Search code examples
c#multithreadingelasticsearch.net-corenest

Multithreading within a thread lock


I am working on speeding up the execution of some processes that publish a bulk set of records (Mostly in the millions) to Elasticsearch. In my C# code I have already implemented a multi-threaded solution using Dataflow as scaffolded below:

var fetchRecords = new TransformBlock<?, ?>(() => { ... });
var sendRecordsToElastic = new ActionBlock<List<?>>(records => sendBulkRequest(records));

fetchRecords.LinkTo(sendRecordsToElastic, { PropogateCompletion = true });

fetchRecords.Post("Start");

And then the send bulk request call I want to implement:

public IBulkResponse sendBulkRequest(List<?> records)
{
    lock(SomeStaticObject)
    {
       // Execute several new threads to send records in bulk
    }
}

My question for you is on the practicality for executing additional threads within a lock that exists as part of a Dataflow pipeline.

Is this ok? Could I see any potential hiccups in performance, execution, cache/memory misses, etc?

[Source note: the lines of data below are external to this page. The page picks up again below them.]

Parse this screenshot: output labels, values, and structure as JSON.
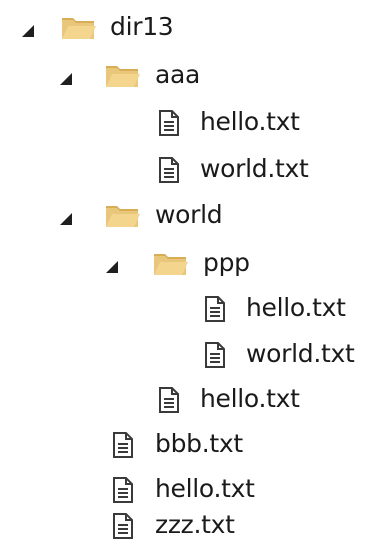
{
  "tree": {
    "root": {
      "name": "dir13",
      "icon": "folder-open-icon",
      "expanded": true,
      "children": {
        "aaa": {
          "name": "aaa",
          "icon": "folder-open-icon",
          "expanded": true,
          "files": [
            "hello.txt",
            "world.txt"
          ]
        },
        "world": {
          "name": "world",
          "icon": "folder-open-icon",
          "expanded": true,
          "children": {
            "ppp": {
              "name": "ppp",
              "icon": "folder-open-icon",
              "expanded": true,
              "files": [
                "hello.txt",
                "world.txt"
              ]
            }
          },
          "files": [
            "hello.txt"
          ]
        }
      },
      "files": [
        "bbb.txt",
        "hello.txt",
        "zzz.txt"
      ]
    }
  },
  "colors": {
    "folder": "#e8c77a",
    "folder_dark": "#d7ad55",
    "text": "#1a1a1a",
    "file_icon_stroke": "#3a3a3a"
  }
}
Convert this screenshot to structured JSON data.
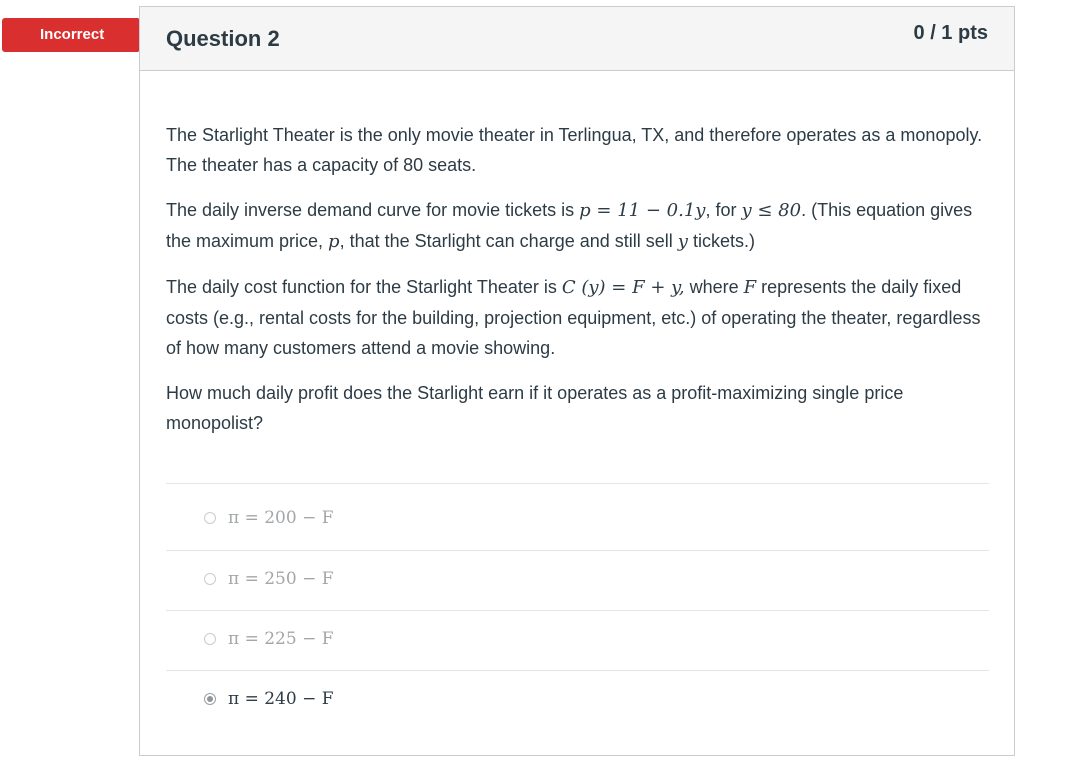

Any insight would be gladly accepted.


Solution

  • You may want to use BulkAll here, which implements the observable pattern to make concurrent bulk requests to Elasticsearch. Here's an example

    void Main()
    {   
        var pool = new SingleNodeConnectionPool(new Uri("http://localhost:9200"));
        var connectionSettings = new ConnectionSettings(pool);
    
        var client = new ElasticClient(connectionSettings);
        var indexName = "bulk-index";
    
        if (client.IndexExists(indexName).Exists)
            client.DeleteIndex(indexName);
    
        client.CreateIndex(indexName, c => c
            .Settings(s => s
                .NumberOfShards(3)
                .NumberOfReplicas(0)
            )
            .Mappings(m => m
                .Map<DeviceStatus>(p => p.AutoMap())
            )
        );
    
        var size = 500;
    
        // set up the observable
        var bulkAllObservable = client.BulkAll(GetDeviceStatus(), b => b
            .Index(indexName)
            .MaxDegreeOfParallelism(4)
            .RefreshOnCompleted()
            .Size(size)
        );
    
        var countdownEvent = new CountdownEvent(1);
    
        Exception exception = null;
    
        // set up an observer. Delegates passed are:
        // 1. onNext
        // 2. onError
        // 3. onCompleted
        var bulkAllObserver = new BulkAllObserver(
            response => Console.WriteLine($"Indexed {response.Page * size} with {response.Retries} retries"),
            ex => 
            {
                // capture exception for throwing outside Observer.
                // You may decide to do something different here
                exception = ex;
                countdownEvent.Signal();
            },
            () => 
            {
                Console.WriteLine("Finished");
                countdownEvent.Signal();
            });
    
        // subscribe to the observable          
        bulkAllObservable.Subscribe(bulkAllObserver);
    
        // wait indefinitely for it to finish. May want to put a
        // max timeout on this  
        countdownEvent.Wait();
    
        if (exception != null) 
        {
            throw exception;
        }
    }
    
    // lazily enumerated collection
    private static IEnumerable<DeviceStatus> GetDeviceStatus()
    {
        for (var i = 0; i < DocumentCount; i++)
            yield return new DeviceStatus(i); 
    }
    
    private const int DocumentCount = 20000;
    
    public class DeviceStatus
    {
        public DeviceStatus(int id) => Id = id;
        public int Id {get;set;}
    }
    

    If you don't need to do anything special in the observer, you can use the .Wait() method on the observable

    var bulkAllObservable = client.BulkAll(GetDeviceStatus(), b => b
        .Index(indexName)
        .MaxDegreeOfParallelism(4)
        .RefreshOnCompleted()
        .Size(size)
    )
    .Wait(
        TimeSpan.FromHours(1), 
        response => Console.WriteLine($"Indexed {response.Page * size} with {response.Retries} retries")
    );
    

    There are observable methods for BulkAll, ScrollAll and Reindex (although there is ReindexOnServer which reindexes within Elasticsearch and maps to the Reindex API - the Reindex method predates this)